In the orchard again.

It seemed to the lovers (for so they now were, in all but the most physical sense) that hours had passed, but it had been no more than forty-five minutes. Summer’s last moon, diminished but still bright, continued to shine above them.

She led him down one of the lanes to where she had tied her horse. Pylon nodded his head and whickered softly at Roland. He saw the horse had been rigged for silence—every buckle padded, and the stirrups themselves wrapped in felt.

Then he turned to Susan.

Who can remember the pangs and sweetness of those early years? We remember our first real love no more clearly than the illusions that caused us to rave during a high fever. On that night and beneath that fading moon, Roland Deschain and Susan Delgado were nearly torn apart by their desire for each other; they floundered for what was right and ached with feelings that were both desperate and deep.

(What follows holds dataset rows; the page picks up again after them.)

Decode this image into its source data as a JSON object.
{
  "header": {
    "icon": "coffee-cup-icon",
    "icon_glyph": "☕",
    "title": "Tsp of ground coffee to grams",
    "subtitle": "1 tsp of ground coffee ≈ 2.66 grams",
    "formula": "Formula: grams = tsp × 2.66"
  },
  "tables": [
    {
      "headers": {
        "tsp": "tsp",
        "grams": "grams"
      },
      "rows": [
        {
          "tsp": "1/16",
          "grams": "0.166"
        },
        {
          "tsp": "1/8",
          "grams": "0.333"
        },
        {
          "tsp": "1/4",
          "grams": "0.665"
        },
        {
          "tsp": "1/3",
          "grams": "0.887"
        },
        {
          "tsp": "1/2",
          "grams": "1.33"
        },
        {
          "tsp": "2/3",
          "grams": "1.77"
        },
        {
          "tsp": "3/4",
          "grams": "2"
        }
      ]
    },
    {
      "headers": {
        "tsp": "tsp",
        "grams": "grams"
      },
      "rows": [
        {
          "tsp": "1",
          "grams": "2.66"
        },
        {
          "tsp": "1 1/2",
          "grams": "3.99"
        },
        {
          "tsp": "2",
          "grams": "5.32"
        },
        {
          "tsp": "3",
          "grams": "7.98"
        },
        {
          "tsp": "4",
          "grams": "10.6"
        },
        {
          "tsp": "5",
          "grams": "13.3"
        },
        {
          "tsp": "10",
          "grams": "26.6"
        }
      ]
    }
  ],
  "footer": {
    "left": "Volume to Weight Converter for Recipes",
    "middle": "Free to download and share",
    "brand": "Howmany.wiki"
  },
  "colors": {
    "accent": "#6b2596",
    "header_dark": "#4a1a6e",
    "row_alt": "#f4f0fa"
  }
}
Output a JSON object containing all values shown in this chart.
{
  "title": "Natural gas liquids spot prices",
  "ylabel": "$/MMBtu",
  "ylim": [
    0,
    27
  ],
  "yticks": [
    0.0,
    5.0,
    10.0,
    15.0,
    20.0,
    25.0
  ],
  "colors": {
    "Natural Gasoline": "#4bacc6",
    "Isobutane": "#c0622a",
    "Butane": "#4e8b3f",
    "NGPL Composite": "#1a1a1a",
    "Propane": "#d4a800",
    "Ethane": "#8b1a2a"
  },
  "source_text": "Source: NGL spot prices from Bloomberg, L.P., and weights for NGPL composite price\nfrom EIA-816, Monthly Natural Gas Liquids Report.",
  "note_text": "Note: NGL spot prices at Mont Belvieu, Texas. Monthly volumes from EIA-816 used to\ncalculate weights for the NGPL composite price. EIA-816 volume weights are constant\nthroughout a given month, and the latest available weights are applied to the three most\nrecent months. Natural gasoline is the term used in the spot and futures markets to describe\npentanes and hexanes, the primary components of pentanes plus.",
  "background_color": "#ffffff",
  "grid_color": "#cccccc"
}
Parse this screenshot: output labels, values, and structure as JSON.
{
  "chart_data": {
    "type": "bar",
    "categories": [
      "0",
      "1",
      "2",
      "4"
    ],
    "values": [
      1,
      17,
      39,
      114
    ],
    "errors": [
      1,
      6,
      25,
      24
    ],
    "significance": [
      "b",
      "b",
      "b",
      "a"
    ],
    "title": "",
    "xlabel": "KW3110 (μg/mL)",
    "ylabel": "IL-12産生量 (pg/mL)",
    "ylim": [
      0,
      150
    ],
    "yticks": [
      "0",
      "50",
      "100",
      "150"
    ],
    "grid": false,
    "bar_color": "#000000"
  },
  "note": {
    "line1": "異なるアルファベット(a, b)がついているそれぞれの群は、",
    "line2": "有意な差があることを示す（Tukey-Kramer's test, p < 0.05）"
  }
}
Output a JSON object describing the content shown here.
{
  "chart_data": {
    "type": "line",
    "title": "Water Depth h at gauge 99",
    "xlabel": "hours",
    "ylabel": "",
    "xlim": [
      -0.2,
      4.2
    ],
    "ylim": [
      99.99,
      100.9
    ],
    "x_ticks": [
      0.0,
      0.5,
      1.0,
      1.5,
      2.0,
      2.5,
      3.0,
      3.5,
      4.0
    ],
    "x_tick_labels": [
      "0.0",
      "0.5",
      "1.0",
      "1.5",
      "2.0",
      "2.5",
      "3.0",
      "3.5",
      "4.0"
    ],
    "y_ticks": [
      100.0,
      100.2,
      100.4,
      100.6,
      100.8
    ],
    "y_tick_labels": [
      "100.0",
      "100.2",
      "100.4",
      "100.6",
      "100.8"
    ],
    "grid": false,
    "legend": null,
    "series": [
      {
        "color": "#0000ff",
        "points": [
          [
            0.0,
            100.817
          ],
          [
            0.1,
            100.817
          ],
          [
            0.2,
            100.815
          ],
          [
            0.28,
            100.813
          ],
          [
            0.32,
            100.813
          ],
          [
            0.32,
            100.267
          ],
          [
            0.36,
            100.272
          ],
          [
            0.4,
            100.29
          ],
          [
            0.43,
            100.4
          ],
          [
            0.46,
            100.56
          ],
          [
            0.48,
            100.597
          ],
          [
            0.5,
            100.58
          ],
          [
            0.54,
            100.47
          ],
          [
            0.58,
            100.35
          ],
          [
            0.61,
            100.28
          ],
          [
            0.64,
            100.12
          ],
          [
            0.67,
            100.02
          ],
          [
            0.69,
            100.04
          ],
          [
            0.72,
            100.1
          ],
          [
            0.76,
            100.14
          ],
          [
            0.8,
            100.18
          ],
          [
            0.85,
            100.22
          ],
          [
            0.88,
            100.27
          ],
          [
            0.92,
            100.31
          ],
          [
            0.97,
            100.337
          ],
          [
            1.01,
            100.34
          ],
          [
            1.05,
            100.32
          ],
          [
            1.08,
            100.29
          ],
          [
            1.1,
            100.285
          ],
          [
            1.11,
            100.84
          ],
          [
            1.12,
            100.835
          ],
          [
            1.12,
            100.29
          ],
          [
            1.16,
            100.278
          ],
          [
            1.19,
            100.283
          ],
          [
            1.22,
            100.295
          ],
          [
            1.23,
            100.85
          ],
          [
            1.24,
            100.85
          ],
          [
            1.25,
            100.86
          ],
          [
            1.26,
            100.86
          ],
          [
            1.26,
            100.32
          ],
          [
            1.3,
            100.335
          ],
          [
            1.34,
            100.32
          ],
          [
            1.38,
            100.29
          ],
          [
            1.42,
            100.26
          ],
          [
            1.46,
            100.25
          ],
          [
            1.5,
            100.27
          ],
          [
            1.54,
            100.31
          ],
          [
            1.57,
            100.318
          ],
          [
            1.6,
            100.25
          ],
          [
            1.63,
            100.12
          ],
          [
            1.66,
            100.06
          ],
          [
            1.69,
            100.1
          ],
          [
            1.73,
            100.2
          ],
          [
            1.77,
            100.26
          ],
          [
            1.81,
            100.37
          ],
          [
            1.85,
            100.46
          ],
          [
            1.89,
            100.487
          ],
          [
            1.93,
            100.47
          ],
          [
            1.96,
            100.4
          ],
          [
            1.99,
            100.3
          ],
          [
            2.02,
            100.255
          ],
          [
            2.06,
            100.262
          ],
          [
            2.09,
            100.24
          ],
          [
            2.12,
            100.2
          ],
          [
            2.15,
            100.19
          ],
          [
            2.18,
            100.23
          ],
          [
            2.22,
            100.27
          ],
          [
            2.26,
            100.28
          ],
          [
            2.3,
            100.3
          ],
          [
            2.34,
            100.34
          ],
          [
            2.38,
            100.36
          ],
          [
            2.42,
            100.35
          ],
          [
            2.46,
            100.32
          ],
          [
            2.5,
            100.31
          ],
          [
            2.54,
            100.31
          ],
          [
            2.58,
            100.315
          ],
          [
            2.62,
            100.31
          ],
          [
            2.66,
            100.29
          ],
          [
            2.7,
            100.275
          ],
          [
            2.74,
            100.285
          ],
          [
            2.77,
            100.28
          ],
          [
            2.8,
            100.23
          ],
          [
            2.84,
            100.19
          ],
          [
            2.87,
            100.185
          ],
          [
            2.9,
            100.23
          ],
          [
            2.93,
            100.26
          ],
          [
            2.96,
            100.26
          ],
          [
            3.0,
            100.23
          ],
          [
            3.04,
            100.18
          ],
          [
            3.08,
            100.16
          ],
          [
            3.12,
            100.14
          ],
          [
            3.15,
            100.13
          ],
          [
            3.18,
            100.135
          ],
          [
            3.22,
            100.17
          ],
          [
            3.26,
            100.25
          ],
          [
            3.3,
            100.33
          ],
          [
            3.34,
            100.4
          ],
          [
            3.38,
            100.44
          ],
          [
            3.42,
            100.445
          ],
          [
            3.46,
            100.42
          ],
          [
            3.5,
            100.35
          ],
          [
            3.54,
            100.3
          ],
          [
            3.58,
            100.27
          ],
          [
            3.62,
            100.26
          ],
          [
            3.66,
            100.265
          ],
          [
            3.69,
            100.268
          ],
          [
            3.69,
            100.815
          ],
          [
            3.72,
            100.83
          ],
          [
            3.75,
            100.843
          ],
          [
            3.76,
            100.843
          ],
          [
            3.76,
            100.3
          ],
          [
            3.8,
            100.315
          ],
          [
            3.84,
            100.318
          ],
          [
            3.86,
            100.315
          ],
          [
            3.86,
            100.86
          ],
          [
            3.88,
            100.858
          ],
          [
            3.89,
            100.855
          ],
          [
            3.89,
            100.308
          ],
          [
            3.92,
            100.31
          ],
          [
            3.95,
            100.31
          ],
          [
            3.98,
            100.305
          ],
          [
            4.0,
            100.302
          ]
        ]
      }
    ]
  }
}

All of which is to say that they stepped toward each other, stepped back, looked into each other’s eyes with a kind of
helpless fascination, stepped forward again, and stopped. She remembered what he had said with a kind of horror: that he would do anything for her but share her with another man. She would not—perhaps
could
not—break her promise to Mayor Thorin, and it seemed that Roland would not (or
could
not) break it for her. And here was the most horrible thing of all: strong as the wind of
ka
might be, it appeared that honor and the promises they had made would prove stronger.

“What will ye do now?” she asked through dry lips.

“I don’t know. I must think, and I must speak with my friends. Will you have trouble with your aunt when you go home? Will she want to know where you’ve been and what you’ve been doing?”